New Technology Offers Opportunities for Racing to Attract Gen Z

New Technology Offers Opportunities for Racing to Attract Gen Z

The horseracing industry has been urged to embrace new technology in a bid to attract Generation Z to a sport which has an ageing customer base.

The 39th Asian Racing Conference held in Melbourne was told on February 17 of the importance of following the lead of other sports and businesses, both in Australia and around the word, to adopt new technology preferred by younger generations.

Delegates from 35 countries attended the opening session on the final day of the conference which was titled ‘The Shift’, exploring the new-age technology more sports are engaging with, including Non-Fungible Tokens (NFTs) and Web 3.

Artifact Labs Founder and Director, and Co-Founder and Chief Executive of Terminal 3, Mr. Gary Liu explained the machinations of blockchain, NFTs and Web 3 and the need for racing to adopt it in order to attract and serve Gen Z.

“I am increasingly excited about the opportunities for horseracing in this new world,” he said.

“We all have plenty of Gen Z that work with us that actually understand what this new world looks like through their own eyes and we really need to invest more time in understanding."

“This is technology that empowers what is already native, organic and inherent Gen Z behaviour and expectations. This is not a technology that we are trying to convince the next generation to adopt, but rather one that empowers the behaviours they already have and the way they already expect to live.”

Mr.
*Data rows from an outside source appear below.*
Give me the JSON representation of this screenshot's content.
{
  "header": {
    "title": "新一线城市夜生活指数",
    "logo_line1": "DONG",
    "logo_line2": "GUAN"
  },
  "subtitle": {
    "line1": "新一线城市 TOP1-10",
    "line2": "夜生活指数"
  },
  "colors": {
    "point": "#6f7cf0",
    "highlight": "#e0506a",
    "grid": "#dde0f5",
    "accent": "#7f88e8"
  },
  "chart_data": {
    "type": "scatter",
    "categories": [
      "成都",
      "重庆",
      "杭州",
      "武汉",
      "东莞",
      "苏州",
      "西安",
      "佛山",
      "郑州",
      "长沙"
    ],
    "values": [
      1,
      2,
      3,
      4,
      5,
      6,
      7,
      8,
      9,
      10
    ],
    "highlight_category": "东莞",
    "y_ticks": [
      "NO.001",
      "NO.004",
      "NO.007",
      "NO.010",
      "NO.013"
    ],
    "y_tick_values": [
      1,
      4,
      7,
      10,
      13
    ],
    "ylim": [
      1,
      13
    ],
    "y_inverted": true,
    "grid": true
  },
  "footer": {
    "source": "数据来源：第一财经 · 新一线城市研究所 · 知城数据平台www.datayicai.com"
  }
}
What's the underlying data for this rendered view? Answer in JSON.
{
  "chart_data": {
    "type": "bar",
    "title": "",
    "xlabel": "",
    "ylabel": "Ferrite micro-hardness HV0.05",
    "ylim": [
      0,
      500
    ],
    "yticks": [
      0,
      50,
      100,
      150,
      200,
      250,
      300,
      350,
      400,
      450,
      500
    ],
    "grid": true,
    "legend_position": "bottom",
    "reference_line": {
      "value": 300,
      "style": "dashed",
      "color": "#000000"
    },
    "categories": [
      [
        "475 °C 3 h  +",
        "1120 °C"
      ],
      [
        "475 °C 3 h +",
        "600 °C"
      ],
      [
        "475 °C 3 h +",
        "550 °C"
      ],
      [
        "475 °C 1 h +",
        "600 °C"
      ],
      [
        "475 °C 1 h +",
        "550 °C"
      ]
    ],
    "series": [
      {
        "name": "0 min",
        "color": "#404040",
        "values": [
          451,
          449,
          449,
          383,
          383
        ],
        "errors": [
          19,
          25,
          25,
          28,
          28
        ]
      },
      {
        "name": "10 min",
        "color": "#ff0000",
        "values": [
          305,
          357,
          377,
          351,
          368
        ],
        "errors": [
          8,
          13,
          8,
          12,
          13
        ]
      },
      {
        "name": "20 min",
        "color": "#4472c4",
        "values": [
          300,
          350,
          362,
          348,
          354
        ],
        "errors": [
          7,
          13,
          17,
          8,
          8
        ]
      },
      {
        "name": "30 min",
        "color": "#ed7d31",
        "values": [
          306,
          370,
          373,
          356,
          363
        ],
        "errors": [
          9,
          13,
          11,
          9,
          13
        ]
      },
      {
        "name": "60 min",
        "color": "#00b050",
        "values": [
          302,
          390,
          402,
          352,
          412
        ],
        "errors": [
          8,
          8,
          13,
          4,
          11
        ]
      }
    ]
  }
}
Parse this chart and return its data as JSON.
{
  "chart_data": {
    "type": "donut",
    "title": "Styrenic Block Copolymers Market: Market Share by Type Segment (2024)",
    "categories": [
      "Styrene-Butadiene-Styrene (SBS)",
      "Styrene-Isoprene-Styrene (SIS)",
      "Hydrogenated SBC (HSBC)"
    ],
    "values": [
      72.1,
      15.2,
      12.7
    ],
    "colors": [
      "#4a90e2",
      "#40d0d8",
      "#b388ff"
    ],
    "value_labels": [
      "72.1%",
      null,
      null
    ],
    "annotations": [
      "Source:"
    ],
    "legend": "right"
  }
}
Liu said digital asset ownership introduces new business models and opportunities across many industries and users expect to be stakeholders in their chosen digital communities, creating new models for engagement and influence.

Mr Liu, who also addressed the conference during ‘The Fan’ session on 15 February, said the metaverse provides new opportunities for compelling user experiences and therefore for branding and marketing.

He urged racing organisations to innovate with new technology, but not just because it was new and to be seen as an innovator in the industry.

“Do it because you really believe,” Mr Liu said. “(Show that) you have actually looked into and understood that next generation and believe their natural and inherent behaviour is going to require this type of technology and if you come to that conclusion, start experimenting.”

Cricket Australia (CA) Senior Commercial Strategy Manager, Ms. Joan Norton, spoke about the development of CA’s NFT collection program called CricRush where fans collect digital cards of their favourite players, which they can trade and receive rewards such as game day experiences.

Ms. Norton urged racing to “lean in” to new technology.

“It doesn’t have to be a massive, perfect, huge project that gets launched with hundreds of thousands of NFTs,” she said. “But you can test and learn and build and grow.

“We don’t have that market fit yet in Australia but we are going to keep working on it and keep testing.”

Ms. Lisa Fitzgerald, corporate partner at law firm Lander and Rogers, spoke of the regulatory challenges facing the new technology.

“Just do it right,” she said. “The success stories we have heard about today, they have done it right and have the legal framework in place.”

“They have got the correct clearance where they needed to.”